Highly boosted energy storage performance of few-layered MoS₂ utilized for improved electrode fabrication: experimental and theoretical studies

Few-layer two-dimensional (2D) molybdenum disulfide (MoS₂) has great potential in designing high-performance supercapacitors due to its high theoretical specific capacity, tunable bandgap, and fascinating 2D layered structure. However, the lack of efficient synthesis methods, cost-effectiveness, and mass production of few-layered MoS₂ hindered its practical applications. Moreover, a large gap between theoretical specific capacitance and the experiment comes from the traditional manufacturing approaches involving polymer binders to prepare the electrode for electrochemical testing. We report an accessible and efficient approach to liquid-phase exfoliation of bulk MoS₂ into high-quality, few-layered MoS₂ using the green method. We have constructed few layered MoS₂ on a Ni-foam as an electrode for electrochemical analysis without any polymer binder or black carbon, which exhibits significant improvements in supercapacitor performance compared to the bulk. The highest specific capacitance achieved is 985 F g⁻¹ at 8 A g⁻¹. The 2D layered structure provides stable channels that facilitate K⁺ intercalation/desorption during charging and discharging processes, helping to prevent the deposition and accumulation of ions.
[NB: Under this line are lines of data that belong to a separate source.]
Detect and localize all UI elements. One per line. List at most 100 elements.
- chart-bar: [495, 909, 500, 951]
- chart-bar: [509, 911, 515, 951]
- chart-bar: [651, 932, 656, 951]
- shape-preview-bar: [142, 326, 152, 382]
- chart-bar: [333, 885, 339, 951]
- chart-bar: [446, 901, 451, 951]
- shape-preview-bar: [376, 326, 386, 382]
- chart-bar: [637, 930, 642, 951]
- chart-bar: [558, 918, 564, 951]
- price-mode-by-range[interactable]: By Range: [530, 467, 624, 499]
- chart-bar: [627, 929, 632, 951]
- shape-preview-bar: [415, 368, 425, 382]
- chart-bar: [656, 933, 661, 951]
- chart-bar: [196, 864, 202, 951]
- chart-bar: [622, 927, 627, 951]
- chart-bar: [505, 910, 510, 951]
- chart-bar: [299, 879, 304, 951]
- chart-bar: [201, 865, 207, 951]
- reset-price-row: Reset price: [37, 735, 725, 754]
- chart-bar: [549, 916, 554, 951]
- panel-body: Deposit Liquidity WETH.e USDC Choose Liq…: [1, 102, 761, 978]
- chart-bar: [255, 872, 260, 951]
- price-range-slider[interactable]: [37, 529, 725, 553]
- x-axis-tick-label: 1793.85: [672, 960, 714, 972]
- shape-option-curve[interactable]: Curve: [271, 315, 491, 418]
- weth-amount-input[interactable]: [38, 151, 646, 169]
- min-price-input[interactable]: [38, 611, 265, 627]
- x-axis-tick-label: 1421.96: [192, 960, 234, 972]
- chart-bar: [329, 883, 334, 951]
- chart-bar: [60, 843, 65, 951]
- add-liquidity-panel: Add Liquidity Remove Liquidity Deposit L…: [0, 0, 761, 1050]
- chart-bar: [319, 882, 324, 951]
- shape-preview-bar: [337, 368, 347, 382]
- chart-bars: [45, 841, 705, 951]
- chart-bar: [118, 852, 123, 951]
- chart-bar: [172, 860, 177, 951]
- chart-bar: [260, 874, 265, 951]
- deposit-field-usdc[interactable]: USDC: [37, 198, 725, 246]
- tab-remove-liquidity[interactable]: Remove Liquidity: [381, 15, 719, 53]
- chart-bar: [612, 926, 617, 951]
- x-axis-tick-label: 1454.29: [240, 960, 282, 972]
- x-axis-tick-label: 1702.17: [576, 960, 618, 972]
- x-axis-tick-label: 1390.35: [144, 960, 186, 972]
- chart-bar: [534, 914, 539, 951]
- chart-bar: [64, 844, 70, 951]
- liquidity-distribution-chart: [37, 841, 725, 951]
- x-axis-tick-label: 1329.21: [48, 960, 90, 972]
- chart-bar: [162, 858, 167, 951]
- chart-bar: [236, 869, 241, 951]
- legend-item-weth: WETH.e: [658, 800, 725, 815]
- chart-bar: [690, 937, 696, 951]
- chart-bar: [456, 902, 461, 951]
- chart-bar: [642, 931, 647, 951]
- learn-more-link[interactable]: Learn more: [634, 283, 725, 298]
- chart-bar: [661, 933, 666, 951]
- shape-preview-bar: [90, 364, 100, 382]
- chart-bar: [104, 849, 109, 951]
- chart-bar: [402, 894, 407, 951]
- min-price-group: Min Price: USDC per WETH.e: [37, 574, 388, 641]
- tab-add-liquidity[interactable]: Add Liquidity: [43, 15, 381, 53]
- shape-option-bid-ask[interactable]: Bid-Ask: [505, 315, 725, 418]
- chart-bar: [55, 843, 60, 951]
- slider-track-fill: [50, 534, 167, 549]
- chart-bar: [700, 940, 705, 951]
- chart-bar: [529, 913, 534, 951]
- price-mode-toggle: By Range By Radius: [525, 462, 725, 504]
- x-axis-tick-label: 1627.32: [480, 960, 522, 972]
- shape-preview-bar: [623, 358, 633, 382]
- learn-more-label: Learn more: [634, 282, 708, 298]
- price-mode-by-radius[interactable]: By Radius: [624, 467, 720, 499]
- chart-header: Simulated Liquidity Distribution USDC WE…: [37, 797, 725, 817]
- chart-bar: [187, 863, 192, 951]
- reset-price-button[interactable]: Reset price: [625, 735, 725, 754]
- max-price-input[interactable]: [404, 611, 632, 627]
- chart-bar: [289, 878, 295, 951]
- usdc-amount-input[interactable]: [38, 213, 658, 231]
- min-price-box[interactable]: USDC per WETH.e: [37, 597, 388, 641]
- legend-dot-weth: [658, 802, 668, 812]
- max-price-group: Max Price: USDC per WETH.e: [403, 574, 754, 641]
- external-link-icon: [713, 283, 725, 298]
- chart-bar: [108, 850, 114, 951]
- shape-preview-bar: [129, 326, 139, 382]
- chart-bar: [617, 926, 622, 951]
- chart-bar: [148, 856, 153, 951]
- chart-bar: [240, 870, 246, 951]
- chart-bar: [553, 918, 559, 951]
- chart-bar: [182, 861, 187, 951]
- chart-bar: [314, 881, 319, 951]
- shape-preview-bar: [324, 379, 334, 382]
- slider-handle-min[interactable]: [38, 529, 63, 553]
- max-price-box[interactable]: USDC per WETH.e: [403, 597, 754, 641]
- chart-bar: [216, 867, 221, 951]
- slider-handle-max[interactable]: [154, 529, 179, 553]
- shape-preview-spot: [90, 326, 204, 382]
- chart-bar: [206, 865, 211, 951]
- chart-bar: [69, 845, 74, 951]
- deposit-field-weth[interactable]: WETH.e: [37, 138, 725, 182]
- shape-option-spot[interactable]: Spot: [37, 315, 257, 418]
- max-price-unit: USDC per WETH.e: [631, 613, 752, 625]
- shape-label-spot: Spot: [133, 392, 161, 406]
Finally, theoretical calculations were performed to calculate the electronic structure, adsorption energy, diffusion barrier, and charge transfer of K intercalated and adsorbed bulk and monolayer 2H-MoS₂, respectively. The calculated migration energy of the K atom diffusion on monolayer MoS₂ (0.05 eV) is considerably lower than that of the bulk (0.8 eV), demonstrating a significant enhancement in electrochemical performance with reducing layer thickness.